Diamétralement, le cercle est rompu entre le don de soi et l'ambition de paraître changé en mieux, auprès de son ex-femme. Ce qui renvoie le spectateur dans les esclandres d'un homme, qui se ronge jusqu'à l'os parce qu'il en fait trop. Les instants de mièvrerie surfent beaucoup trop la même vague que ce projet de traversée rêvé par le jeune kurde. Traverser la Manche en 10 heures ! Si le maître-nageur que campe Vincent Lindon dit que c'est infaisable, alors pourquoi un jour revenir sur cette conviction d'une façon aussi inespérée. Pour faire croire à ce jeune qu'il a le droit de rêver ? Ou l'accompagner encore un moment, faute de solitude et tiraillement intérieur ? Pourtant, tout allait bien avant l'arrivée de ce jeune réfugié. Entre ce maître-nageur et son ex-femme, c'était devenu copain-copine, « bonjour, ça va j'espère ? » mais aussi, « non j'ai une autre vie maintenant ». Bizarrement, son entraide envers ce jeune débloque en lui un désir de rapprochement intime avec celle qu'il a aimé et qu'il voudrait retrouver. Mais pourquoi Philippe Lioret ne parvient-il pas à nouer ces deux trames scénaristiques ?

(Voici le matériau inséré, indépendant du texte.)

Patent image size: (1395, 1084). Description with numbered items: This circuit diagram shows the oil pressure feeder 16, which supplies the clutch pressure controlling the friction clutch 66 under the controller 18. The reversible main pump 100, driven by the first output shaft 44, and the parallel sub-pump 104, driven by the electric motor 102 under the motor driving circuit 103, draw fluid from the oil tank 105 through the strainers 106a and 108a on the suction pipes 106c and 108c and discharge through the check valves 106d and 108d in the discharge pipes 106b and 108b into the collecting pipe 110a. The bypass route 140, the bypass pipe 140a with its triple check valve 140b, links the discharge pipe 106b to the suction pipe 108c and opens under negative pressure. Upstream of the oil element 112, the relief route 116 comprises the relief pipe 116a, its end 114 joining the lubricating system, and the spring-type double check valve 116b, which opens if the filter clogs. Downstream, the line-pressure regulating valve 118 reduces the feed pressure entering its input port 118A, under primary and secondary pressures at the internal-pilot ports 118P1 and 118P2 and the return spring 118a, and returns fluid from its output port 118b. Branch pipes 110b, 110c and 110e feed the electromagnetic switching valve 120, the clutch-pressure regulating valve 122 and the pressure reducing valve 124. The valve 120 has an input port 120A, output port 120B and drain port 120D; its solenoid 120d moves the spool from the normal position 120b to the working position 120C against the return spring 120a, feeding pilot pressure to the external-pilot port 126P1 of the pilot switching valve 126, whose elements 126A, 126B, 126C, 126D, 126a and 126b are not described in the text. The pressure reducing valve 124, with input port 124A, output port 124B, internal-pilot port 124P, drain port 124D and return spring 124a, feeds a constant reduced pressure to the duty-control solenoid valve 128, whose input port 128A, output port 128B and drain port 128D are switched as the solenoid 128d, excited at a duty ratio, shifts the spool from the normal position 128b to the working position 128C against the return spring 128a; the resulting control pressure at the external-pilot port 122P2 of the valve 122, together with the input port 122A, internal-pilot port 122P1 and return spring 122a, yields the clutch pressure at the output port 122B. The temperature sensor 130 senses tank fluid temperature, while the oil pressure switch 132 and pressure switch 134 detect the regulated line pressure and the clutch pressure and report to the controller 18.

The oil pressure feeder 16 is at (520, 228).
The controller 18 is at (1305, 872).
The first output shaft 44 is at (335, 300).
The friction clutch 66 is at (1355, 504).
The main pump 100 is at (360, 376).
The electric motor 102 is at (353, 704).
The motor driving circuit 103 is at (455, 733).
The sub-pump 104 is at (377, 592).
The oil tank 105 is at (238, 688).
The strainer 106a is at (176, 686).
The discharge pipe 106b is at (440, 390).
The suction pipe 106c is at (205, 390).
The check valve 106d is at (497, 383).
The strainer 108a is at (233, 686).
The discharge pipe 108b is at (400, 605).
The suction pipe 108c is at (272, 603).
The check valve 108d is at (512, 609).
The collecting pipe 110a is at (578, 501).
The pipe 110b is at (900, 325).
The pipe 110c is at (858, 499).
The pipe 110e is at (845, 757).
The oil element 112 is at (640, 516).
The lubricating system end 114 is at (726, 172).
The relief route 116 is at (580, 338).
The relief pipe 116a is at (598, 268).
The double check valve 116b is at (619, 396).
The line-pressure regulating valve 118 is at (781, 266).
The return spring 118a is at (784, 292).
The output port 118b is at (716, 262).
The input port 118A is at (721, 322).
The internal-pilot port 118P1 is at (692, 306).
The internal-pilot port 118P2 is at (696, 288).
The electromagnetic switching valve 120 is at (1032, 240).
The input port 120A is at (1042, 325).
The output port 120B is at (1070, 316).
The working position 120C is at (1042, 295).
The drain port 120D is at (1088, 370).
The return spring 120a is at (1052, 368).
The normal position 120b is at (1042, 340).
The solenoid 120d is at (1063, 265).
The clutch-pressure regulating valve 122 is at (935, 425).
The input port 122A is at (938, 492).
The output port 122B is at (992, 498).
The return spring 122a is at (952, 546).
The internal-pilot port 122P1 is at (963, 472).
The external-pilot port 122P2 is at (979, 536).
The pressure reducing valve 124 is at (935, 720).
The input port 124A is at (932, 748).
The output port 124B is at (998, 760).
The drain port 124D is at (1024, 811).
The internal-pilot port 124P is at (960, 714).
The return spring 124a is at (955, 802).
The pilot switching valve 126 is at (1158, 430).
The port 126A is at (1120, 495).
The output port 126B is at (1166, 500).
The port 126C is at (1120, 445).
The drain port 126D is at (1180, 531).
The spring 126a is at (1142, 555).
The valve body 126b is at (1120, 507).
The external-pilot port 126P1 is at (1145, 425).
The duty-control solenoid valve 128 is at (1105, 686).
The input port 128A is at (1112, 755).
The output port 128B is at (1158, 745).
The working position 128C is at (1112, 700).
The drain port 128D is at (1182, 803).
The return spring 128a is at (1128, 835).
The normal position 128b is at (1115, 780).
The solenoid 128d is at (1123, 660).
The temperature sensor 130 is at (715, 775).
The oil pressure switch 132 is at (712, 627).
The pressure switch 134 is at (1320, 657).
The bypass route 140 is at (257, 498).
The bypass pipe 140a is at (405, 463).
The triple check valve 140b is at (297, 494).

"Welcome" en ressort comme amputé, comme combinant deux histoires en une, et dont le message commun se voudrait pacifique, tout en passant par le portrait et la photographie non cliché, du nouveau sort des réfugiés de l'ex-Sangatte. Alors que ce qui ressort comme compréhensible c'est que ce maître-nageur veut retrouver sa femme, et qu'il emploie la méthode destinée pour, d'un côté. Et que de l'autre côté du scénario, il ne sait même pas pourquoi il aiderait ce jeune kurde sans cette raison là… Scénario ô combien bancal, que Lioret n'améliore pas de par sa volonté de suggérer. Le portrait lugubre de Calais ressort comme complaisant, mièvre voire amoureux de ses habitants de l'ombre, de la nuit, de ses taudis, son port et autres soupes de la faim. Comme si cette photographie amère et sombre, pouvait suffire à étayer la thèse de ce maître-nageur ayant appris à un jeune réfugié à nager pour se donner bonne conscience.

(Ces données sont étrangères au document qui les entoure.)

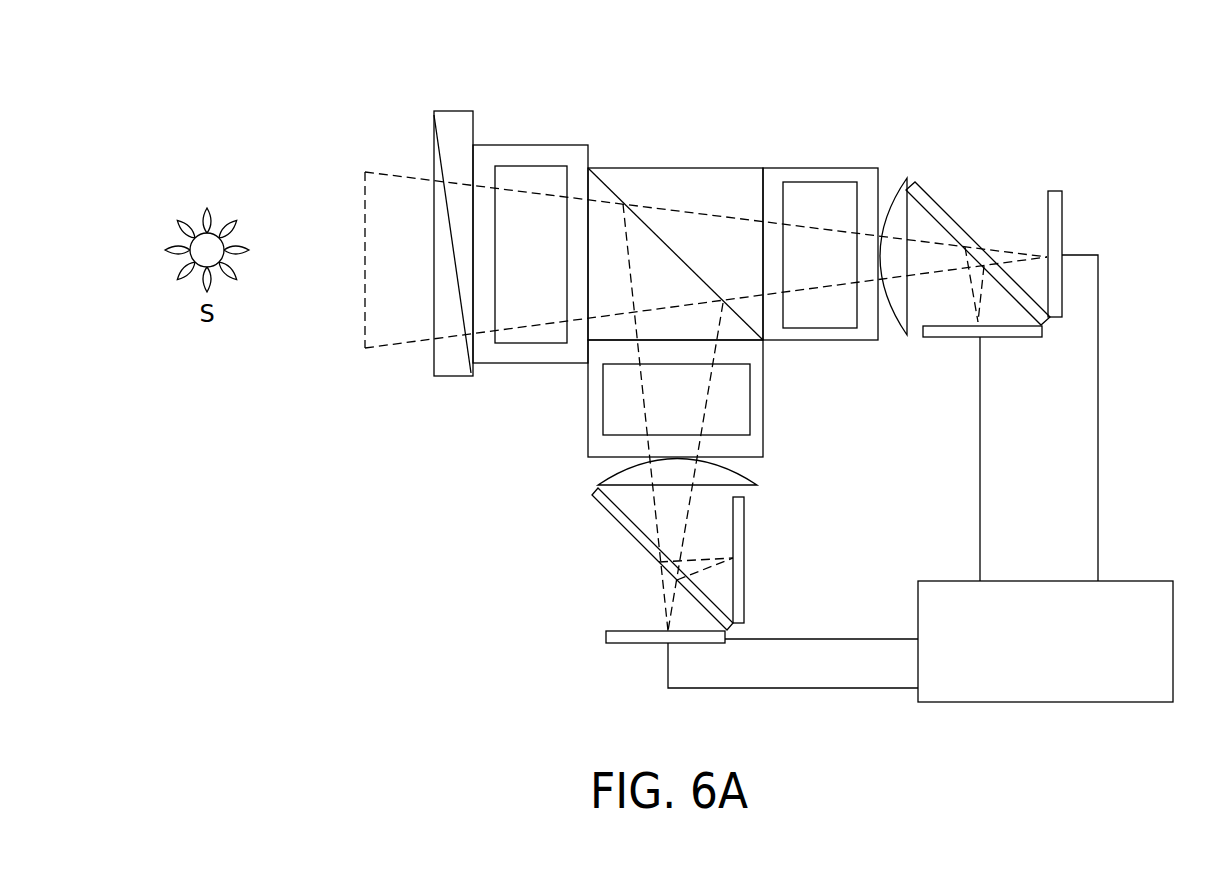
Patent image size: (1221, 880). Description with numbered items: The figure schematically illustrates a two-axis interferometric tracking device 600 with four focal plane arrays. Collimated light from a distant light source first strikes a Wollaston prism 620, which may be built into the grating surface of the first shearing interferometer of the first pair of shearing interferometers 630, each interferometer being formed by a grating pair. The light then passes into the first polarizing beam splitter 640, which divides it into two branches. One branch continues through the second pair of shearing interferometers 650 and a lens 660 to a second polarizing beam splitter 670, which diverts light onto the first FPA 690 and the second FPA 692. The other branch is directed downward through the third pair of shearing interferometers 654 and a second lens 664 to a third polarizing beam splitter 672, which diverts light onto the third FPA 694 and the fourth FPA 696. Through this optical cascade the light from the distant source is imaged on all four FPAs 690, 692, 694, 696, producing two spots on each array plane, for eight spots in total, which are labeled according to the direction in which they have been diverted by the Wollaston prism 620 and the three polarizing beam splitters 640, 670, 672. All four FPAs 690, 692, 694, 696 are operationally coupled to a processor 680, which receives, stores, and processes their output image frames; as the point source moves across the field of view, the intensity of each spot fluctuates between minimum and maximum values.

The tracking device 600 is at (337, 537).
The Wollaston prism 620 is at (473, 376).
The first pair of shearing interferometers 630 is at (588, 363).
The polarizing beam splitter 640 is at (588, 165).
The second pair of shearing interferometers 650 is at (878, 165).
The third pair of shearing interferometers 654 is at (766, 340).
The lens 660 is at (887, 192).
The lens 664 is at (748, 473).
The polarizing beam splitter 670 is at (935, 193).
The polarizing beam splitter 672 is at (610, 522).
The processor 680 is at (1045, 641).
The first FPA 690 is at (953, 340).
The second FPA 692 is at (1062, 223).
The third FPA 694 is at (630, 645).
The fourth FPA 696 is at (745, 543).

C'est linéaire et tortueux à la fois comme scénario, c'est vrai, c'est clairsemé de grands moments d'interprétations chez Lindon, encore une fois c'est vrai, mais cela ne mène nulle part autre que dans de l'utopie, de la fable, de la contine noire. Ce qui ramène à considérer les atermoiements de Eric Besson, comme une erreur d'interprétation de l'œuvre de Lioret. Mais aussi malheureusement, ce qui ramène l'ensemble du film "Welcome" au rang de petit film de société, rongé par les rêveries compassionnelles et positives. Quand le grand cinéma doit permettre de s'identifier au personnage principal, Philippe Lioret faillit déjà, au commencement, quant à nous faire croire que ce maître-nageur aide un réfugié pour les bonnes raisons. Dommage.